Beginning this year, Avery Brewing will dramatically increase the size and scope of its acclaimed barrel-aging program so that it can share its rarest beers with more people -- not just in Colorado, but in some of the 27 other states where its distributes.
"We are tired of making what our sales guys call 'unicorn tears.' We make great beer and we've been making it for so long, but we don't make enough to get it past our doors," says owner Adam Avery. "We want to step it up on that side of the business."
Some of those will be in the form of the one-off releases that Avery has been doing for several years. The latest, No. 18, is a tequila-barrel-aged sour called Opuntia; it will be sold from the brewery beginning at 1 p.m. on Sunday, February 23.
But the brewery will also add two new annual releases to the existing two -- Rumpkin, an 18 percent ABV rum-barrel-aged spiced pumpkin ale, and Uncle Jacob's Stout, a 15 percent ABV bourbon-barrel-aged imperial stout -- it is already doing.
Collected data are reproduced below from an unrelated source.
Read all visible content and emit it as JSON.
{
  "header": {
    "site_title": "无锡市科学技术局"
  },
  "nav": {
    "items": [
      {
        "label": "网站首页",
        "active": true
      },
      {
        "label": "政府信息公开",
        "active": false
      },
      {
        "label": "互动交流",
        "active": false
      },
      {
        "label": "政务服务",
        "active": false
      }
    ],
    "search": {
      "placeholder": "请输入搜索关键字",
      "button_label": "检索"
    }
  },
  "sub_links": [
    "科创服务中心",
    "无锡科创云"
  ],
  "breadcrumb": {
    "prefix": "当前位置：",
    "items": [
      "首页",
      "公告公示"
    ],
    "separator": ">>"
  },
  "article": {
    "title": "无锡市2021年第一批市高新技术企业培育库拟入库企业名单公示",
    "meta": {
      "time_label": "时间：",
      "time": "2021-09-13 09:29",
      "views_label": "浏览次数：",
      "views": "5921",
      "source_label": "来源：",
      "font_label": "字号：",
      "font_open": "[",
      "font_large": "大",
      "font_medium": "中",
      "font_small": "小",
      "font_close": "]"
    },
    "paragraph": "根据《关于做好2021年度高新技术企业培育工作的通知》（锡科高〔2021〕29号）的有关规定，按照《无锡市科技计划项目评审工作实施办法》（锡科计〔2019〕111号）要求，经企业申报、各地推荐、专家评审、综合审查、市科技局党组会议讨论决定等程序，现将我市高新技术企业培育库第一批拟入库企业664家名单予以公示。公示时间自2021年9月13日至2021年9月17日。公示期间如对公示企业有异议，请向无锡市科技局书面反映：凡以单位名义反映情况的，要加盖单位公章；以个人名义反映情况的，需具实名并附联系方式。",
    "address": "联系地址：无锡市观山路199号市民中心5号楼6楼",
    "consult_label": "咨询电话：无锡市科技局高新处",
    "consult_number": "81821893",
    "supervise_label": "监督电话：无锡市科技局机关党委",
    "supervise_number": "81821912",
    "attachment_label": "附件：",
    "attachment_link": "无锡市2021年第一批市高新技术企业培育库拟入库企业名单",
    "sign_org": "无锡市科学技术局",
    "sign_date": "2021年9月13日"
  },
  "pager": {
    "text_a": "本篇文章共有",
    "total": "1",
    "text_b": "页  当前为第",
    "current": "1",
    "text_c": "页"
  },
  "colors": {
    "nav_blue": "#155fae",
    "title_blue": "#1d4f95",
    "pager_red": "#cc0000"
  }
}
The new ones will be Tweak, a bourbon-barrel aged, coffee-infused Belgian imperial stout, which should come out in November, and a second pumpkin beer, Bourbkin, "a monstrous pumpkin porter," Avery says, that will be aged in bourbon barrels.Avery will brew and bottle about 3,000 cases of all four of those beers. Last year, the brewery only made 617 cases of Rumpkin, which disappears from Front Range liquor store shelves within minutes. It bottled 713 cases of Uncle Jacob's last week.
"We will put a lot of cases in Colorado, but we are in 28 states now, and we have too many good retailers across the country who don't get anything," Avery says. "We sometimes put twenty cases here and thirty there, but we want to get deeper on that list."
As for the numbered one-off beers, Avery says there could be as many as eight this year, including Rufos Corvus, a blend of two different barrel-aged projects. Most of them will be in much larger quantities than previous releases.
"We are making some super-awesome sours, but not enough to let people taste them - and that's how you make a name for yourself," Avery says. "This isn't a side project. It's a major focus for our brewery. This is what the beer lover is looking for."